Mullainathan and Shafir found that these character shortcomings are a consequence of poverty, and not just a cause of it. “Less is more,” applies to scarcity too: The less we have of something, the more it means to us, and the more we worry about it. The relentless struggle to make ends meet is like a wild bushfire; all-consuming, destructive and disconcerting. Questions like “What will I feed my children this week?” and “How do I pay the bills?” are bound to keep our focus etched on what we’re lacking. This thing then, whatever it is that we are not getting enough of — money, food or water becomes an “elephant in the room”.
“And that’s why,” I hear you say, “I work so hard! So that I don’t have to find myself with the elephant in the room.” Living a good life, conventional wisdom tells us after all, depends to a great extent on how hard we work. It either depends on how hard the family we were born into worked, on how many degrees we choose to follow, on how early we rise, or how little sleep we can get by with.
But, the problem with scarcity is, that it doesn’t discriminate its victims. People with scarcity of time, are in many ways as “poor” as those with scarcity of money.
Being busy is to time, what being poor is to money.
The poor are preoccupied with which financial reserves to draw from, while the busy are forced to worry about which energy reserves to source their strength from. The poor are scraping by, while the busy are spread too thin. Scarcity, whether of time, sleep or money makes us as nimble and as effective as a deer caught in headlights. No time? Down you go into the “average” IQ cluster!
But there’s good news too — this decline in IQ is only valid as long as scarcity remains an issue. Mullainathan and Shafir’s research showed that when the concerns about poverty were elevated, the IQ rose again.
Reducing cyclical poverty has always been top of mind for both governments, and economists and scientists alike. The “silver bullet” may still need to be found, but most of the world is searching for it.
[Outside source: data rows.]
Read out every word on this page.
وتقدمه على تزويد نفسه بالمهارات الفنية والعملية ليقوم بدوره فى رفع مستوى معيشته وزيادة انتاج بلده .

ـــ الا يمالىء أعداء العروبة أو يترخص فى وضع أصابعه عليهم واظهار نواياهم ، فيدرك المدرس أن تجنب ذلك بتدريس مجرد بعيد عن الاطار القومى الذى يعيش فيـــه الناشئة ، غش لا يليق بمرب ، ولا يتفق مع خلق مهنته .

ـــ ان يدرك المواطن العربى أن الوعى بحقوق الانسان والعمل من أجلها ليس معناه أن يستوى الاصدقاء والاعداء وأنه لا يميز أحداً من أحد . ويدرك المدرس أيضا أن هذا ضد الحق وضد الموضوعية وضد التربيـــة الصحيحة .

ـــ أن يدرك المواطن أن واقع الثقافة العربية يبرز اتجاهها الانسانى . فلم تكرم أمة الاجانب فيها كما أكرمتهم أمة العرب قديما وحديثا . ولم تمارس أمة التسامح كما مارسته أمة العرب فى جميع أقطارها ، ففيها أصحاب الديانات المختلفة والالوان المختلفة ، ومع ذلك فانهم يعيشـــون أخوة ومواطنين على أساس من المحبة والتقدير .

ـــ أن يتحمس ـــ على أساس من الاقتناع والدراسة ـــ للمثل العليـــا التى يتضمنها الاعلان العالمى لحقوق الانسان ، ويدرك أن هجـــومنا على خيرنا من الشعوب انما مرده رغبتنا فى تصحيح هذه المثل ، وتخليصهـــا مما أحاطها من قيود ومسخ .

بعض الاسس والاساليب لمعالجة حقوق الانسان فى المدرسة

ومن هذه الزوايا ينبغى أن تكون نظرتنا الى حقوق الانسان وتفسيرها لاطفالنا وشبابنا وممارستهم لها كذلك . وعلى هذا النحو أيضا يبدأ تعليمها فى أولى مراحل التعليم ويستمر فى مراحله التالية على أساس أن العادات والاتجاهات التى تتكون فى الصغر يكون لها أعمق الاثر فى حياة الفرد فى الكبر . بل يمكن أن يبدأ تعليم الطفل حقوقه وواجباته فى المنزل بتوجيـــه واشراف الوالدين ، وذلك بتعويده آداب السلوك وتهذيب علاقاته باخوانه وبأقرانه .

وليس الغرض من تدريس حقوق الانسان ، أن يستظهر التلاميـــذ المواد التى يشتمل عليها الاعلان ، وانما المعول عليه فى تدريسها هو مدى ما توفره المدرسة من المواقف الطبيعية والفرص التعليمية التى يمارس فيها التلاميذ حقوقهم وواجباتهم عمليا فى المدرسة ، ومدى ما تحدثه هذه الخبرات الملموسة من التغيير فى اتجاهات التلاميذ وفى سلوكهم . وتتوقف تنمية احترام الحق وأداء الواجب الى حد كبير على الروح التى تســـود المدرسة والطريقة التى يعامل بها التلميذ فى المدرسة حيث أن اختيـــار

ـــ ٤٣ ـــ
When it comes to scarcity of time, however, the urgency escapes us. Surely, social scientists and employers now and then come up with incentives that aim to manage our time. The latest weapon we’ve been armed with in our battle with overexertion is the “17-minute break for every 52 minutes of work” rule. But how many of you reading this, have heard of the 17-minute break rule, or are actually implementing it?
The downside of all these great, well-intended incentives, is that they don’t manage the other end of the overexertion lever – aka the amount of workload. Our productivity per person has grown by about 97 percent a year since the 1960s, but our working hours haven’t budged. We’re working longer hours if anything. For many, working overtime isn’t an occasional effort, but rather an accepted and regular aspect of working life.
For the most part, when it comes to overexertion, the notion that it is something people have to overcome on their own still predominates. What if we can’t? What if the busy aren’t actually able to help themselves? What if all the awareness, all the information is like carrying water to sea?